LIVING IN THE FUTURE
Much of my life I have lived in the future. I have lived in what could be rather than in the present, what is. I have lived in imagination rather than acuality. And there is good reason for this. This is the way that my brain works.

This image which I saw in the New York Times last week is an example of why this is the case.
This seems to be the image of the entry to a tunnel and as many people see it, the tunnel darkens and you get sucked in as you move into the tunnel. It is an optical illusion that the the image is actually moving as you move into it. This is because for many of us in our response we are not seeing what is on the page, our brain is anticipating what is about to come and our brains are dilating our eyes in anticipation of entering a tunnel and as our eyes dilate the tunnel gets darker and darker. Not all of us do this so don’t disbelieve me if it doesn’t happen to you.
For the past week I have both been in Swannanoa and in Washington, DC and Glacier National Park and in Bellingham and in San Francisco and LA and New Orleans. I fret about how I am going to get on and off the train in Greenville or how I will find my way to Chinatown. I know I am here but I am also not here and in the very back of my mind is the realization that if I am going to go somewhere in October this might be the last chance I have to find a cheap ticket. Yesterday Greece was $513 round trip from Charlotte, but I want to go to Sri Lanka and no ticket is appearing. So I am really living in the present and two places in the future. Last month was a year since Kathe died so many times a day I flash to the past s I feel her presence beside me. Where am I, when am I? I am quite aware for that for 13 billion years I wasn’t and for the rest of time I won’t be. It seems a terribly odd coincidence that I am here now, alive, for a brief moment. I am here among the living dead (soon to die) and same time not here because I am in the future among the dead in the Warren Wilson cemetery where so many of the dead, when living I knew well, are buried. I am non existent, but also very solidly here while also ashes at the bottom of hole by my gravestone at the same time.
And this week before my Amtrak trip this feeling is particularly intense. I can both anticipate sitting here at this table a month from now and imagine coming back from the trip as ashes if something goes wrong.

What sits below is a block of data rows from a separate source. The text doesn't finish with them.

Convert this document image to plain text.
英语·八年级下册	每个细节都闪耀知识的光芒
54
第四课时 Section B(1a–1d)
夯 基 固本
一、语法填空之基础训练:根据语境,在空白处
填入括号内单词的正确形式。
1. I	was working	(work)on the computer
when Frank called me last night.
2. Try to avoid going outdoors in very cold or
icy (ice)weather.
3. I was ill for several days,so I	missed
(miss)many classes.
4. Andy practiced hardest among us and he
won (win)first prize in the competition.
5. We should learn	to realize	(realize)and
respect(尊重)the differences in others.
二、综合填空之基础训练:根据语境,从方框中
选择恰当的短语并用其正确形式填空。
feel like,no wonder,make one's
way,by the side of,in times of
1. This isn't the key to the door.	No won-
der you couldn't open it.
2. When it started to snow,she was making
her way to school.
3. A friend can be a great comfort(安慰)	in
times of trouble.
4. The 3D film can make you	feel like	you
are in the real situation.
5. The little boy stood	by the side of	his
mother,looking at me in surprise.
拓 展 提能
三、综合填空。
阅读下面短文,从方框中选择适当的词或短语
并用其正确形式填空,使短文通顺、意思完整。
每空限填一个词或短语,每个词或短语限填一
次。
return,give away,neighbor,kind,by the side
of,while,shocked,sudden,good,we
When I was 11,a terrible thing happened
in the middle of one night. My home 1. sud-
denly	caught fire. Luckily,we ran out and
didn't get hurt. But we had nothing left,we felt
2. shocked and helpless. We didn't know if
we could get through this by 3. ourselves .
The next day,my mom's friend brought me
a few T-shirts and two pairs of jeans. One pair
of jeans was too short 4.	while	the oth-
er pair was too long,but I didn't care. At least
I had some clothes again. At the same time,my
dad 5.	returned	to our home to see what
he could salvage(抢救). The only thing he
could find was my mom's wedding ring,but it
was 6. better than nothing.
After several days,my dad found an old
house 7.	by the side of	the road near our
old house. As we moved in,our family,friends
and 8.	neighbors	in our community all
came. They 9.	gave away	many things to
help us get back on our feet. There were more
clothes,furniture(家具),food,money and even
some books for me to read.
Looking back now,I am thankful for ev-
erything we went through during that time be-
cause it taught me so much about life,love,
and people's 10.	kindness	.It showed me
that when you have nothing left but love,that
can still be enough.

Is my life here an optical illusion or is my life in the future an optical illusion. Where, when, am I?
And when I think of the insurrectionists storming the Capitol as they try to preserve the past which is slipping away from them as the world changes, their Quixotic and futile effort seems to be the same confusion about when they are living in time as they seem to be trying to return to the American revolution or the Civil War, refighting both of long after they were over.
Joseph Conrad said that we make our way through life with life enhancing illusions.
Every age is fed on illusions, lest men should renounce life early and the human race come to an end.“ — Joseph Conrad, book Victory
So I guess we live where we feel most comfortable. Make your choice.